Im Heung-soon
Nato a Seul, Corea del Sud, nel 1969.
Vive e lavora a Seul.
Attraverso il suo lavoro, Im Heung-soon cerca di ascoltare e comprendere le perenni lotte di coloro che sono stati abbandonati per il bene del progresso economico, tanto nei Paesi in via di sviluppo quanto nei Paesi asiatici come Corea del Sud, Vietnam e Cambogia, che tuttora vivono in condizioni postbelliche. Le sue prime opere, come il progetto di ricerca urbana Seongnam Project (1998-1999) e i cortometraggi Basement My Love (2000) e Memento (2003) – oltre al suo impegno di lunga data per progetti a base comunitaria –, hanno spesso indagato scenari di classificazione e problemi che riguardano gli operai immigrati delle industrie, comprese le minoranze sociali, nella rapace società neoliberale coreana.
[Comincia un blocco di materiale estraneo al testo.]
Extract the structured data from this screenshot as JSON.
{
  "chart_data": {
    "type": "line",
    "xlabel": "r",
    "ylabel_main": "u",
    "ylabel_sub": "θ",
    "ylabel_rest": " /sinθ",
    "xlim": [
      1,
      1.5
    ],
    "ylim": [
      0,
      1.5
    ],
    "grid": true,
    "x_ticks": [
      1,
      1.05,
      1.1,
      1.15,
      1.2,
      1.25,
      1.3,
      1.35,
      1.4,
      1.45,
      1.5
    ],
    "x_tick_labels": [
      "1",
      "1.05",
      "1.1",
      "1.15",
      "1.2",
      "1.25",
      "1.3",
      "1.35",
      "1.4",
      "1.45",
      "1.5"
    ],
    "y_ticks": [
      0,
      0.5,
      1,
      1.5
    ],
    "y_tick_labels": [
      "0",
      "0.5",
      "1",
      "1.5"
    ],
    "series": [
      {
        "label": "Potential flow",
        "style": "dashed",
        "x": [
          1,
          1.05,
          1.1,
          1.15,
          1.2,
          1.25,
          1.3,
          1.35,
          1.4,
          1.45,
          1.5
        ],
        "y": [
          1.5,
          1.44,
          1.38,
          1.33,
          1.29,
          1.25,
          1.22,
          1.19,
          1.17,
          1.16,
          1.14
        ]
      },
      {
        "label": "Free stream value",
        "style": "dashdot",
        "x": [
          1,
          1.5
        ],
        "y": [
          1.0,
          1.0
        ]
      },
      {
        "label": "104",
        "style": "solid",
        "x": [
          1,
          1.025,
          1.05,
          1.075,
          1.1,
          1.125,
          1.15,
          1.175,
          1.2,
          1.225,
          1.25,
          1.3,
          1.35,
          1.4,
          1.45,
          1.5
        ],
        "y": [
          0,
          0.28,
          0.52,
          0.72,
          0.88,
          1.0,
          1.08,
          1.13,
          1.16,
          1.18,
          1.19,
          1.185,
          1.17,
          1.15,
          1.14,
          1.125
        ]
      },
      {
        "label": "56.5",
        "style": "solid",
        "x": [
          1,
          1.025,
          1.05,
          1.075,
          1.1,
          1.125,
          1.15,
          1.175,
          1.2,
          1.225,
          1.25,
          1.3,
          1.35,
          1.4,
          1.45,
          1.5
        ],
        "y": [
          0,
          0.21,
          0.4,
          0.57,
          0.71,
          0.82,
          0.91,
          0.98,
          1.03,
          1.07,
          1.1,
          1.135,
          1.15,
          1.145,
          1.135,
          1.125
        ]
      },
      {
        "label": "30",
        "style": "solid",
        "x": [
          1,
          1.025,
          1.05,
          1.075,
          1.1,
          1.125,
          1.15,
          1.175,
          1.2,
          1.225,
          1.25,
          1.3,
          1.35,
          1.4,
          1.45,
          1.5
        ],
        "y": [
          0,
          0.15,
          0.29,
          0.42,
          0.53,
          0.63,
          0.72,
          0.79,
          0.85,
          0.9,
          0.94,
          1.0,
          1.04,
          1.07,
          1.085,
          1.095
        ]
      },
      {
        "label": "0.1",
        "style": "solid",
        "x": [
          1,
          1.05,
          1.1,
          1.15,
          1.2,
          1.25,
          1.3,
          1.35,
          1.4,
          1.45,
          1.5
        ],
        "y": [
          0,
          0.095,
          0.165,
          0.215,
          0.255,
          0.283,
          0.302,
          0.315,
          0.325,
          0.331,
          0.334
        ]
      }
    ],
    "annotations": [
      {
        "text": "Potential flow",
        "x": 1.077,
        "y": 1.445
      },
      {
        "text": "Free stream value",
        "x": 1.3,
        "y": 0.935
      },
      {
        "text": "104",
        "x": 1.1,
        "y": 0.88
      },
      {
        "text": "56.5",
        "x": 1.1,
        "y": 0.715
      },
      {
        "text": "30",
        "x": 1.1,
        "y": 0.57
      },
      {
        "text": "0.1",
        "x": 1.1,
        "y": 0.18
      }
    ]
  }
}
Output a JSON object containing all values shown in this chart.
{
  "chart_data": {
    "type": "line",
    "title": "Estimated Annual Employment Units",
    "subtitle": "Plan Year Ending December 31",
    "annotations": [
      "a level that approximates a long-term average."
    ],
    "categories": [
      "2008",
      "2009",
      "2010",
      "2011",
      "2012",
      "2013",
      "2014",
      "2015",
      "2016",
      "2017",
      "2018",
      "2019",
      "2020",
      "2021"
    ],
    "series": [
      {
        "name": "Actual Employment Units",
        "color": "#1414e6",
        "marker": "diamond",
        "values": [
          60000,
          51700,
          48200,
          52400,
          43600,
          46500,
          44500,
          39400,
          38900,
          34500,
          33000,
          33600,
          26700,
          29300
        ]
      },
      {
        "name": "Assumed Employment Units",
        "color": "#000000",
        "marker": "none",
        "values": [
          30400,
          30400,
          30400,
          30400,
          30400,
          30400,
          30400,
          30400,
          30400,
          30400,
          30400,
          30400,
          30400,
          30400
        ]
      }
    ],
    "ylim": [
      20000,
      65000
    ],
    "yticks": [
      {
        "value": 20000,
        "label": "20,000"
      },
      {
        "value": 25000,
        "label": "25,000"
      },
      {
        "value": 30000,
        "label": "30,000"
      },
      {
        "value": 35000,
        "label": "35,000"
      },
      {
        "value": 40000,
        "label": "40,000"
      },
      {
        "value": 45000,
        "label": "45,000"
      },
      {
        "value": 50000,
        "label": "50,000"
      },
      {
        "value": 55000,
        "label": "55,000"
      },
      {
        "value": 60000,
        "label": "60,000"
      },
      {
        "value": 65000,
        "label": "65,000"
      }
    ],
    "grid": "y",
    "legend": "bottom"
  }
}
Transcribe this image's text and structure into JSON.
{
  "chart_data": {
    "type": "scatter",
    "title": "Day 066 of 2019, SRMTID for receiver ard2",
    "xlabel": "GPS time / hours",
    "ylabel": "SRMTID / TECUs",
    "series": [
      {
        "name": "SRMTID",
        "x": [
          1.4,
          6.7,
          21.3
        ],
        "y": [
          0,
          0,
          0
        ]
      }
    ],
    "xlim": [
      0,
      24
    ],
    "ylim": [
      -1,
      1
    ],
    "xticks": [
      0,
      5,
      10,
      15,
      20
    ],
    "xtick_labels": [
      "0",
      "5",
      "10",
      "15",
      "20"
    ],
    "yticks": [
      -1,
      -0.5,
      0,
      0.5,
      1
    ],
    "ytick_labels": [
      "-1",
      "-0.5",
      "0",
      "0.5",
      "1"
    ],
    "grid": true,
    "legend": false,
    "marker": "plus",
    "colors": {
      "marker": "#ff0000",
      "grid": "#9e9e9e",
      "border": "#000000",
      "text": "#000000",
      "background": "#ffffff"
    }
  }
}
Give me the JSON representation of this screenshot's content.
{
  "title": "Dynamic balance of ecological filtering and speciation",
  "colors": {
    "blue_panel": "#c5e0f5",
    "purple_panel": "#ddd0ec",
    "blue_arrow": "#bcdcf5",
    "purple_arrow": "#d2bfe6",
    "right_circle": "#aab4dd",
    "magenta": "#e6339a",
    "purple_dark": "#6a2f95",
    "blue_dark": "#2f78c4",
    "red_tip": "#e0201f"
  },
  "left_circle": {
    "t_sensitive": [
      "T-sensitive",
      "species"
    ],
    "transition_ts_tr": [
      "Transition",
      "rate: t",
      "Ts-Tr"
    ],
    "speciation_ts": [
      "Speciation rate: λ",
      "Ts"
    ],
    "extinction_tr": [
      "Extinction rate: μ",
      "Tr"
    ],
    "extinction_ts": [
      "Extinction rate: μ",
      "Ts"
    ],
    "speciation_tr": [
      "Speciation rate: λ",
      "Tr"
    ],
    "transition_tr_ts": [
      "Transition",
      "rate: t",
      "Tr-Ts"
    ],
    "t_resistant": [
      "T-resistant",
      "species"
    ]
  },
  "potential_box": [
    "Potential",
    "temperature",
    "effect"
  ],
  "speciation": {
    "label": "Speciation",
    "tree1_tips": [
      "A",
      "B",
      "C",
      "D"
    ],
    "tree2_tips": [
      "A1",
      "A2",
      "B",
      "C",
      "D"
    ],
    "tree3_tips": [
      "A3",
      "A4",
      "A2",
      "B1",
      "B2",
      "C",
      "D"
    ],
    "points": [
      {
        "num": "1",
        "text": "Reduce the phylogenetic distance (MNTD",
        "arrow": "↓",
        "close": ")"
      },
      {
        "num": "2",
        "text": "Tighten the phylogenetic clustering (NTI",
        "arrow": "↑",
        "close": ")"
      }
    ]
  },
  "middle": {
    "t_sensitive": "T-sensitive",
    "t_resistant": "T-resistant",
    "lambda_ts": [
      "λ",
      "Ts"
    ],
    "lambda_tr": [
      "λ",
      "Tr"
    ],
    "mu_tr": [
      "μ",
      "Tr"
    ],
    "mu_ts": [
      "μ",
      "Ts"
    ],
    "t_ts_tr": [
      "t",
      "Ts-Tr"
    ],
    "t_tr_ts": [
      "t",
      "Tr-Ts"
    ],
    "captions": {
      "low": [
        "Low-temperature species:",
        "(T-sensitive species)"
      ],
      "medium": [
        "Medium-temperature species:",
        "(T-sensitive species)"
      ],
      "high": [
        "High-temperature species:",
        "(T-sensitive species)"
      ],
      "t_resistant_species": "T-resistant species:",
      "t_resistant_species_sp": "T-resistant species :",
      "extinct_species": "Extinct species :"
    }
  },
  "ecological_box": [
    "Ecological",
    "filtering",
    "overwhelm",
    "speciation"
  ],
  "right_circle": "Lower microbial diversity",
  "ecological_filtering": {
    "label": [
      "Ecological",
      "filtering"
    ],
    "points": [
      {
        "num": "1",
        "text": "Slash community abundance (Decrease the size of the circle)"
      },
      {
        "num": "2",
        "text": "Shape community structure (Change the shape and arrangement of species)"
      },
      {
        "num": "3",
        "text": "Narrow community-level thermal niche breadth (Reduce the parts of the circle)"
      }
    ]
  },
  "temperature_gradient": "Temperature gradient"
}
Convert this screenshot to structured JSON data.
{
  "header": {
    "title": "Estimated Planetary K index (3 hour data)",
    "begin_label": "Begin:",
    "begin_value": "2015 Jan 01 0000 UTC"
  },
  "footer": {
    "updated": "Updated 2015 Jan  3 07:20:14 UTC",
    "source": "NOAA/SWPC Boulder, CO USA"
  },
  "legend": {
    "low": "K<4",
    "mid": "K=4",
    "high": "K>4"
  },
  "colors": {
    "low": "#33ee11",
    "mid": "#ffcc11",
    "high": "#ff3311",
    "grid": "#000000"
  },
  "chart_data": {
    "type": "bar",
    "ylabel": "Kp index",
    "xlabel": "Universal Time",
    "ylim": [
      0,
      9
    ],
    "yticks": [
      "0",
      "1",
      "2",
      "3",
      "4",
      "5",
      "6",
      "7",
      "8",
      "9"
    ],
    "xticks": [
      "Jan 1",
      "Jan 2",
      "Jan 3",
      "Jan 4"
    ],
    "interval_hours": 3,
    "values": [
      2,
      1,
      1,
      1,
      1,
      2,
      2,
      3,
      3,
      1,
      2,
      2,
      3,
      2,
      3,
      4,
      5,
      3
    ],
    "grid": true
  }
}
Il suo film Jeju Prayer (2012) rivisita l’insurrezione dell’isola di Jeju, durata dall’aprile 1948 al maggio 1949, quando migliaia di cittadini vennero massacrati nel processo di sradicamento del comunismo portato avanti dall’esercito sudcoreano. La realizzazione di questo film ha acuito la consapevolezza dell’artista riguardo il trauma vissuto dalle donne anziane, testimoni di quella brutale violenza; la macchina da presa si sofferma in particolare sul loro ostinato silenzio. Osservando il rapporto fra la fittizia retorica nazionale sul sacrificio delle persone e coloro che sono stati uccisi, trascurati e ridotti in povertà dal regime autoritario, Im Heung-soon esamina in che modo sono ricordate oggi le ferite del sacrificio dei civili nella storia recente.
Alla Biennale di Venezia, Im Heung-soon presenta un nuovo lungometraggio documentario, Factory Complex (2014), nel quale riflette su come le donne siano diventate vittime della realtà lavorativa in Asia. Il film si apre con una manifestazione per le strade di Seul di gruppi di operai immigrati, poi si occupa dello sfruttamento del lavoro nella Corea del Sud degli anni settanta e ottanta e termina rivelando un altro momento buio della storia recente: i colpi d’arma da fuoco diretti a donne sottopagate che protestavano in Cambogia contro una fabbrica di abbigliamento sudcoreana. Factory Complex espone il passato oscuro e il presente delle grandi aziende globali coreane, che voltano le spalle alle miserevoli condizioni di lavoro. La storia attraversa generazioni di madri e figlie, dai Paesi in via di sviluppo del passato a quelli del presente. Grazie a interviste con operaie coreane dagli anni settanta a oggi, il film indaga sulle misere condizioni di un lavoro senza fine che abusa delle nostre vite sotto la bandiera del neoliberalismo, contribuendo soltanto ad acuire le nostre ansie. Cosi facendo, l’artista mostra le vite di indigenti che non possono essere migliorate neppure con un lavoro incessante, in particolare quelle delle donne che sono emarginate in ogni condizione lavorativa.
Alle interviste, solenni e rivelatrici, con coloro che hanno guidato le più accese lotte e dimostrazioni, l’artista affianca immagini che mostrano una realtà difficile e spietata, e un’agonia emotiva impossibile da esprimere a parole. Presentando il punto di vista delle donne che hanno sofferto in questa difficile realtà, il film si pone un’importante domanda: da cosa e costituita una vera “crescita” sociale in un’economia in espansione?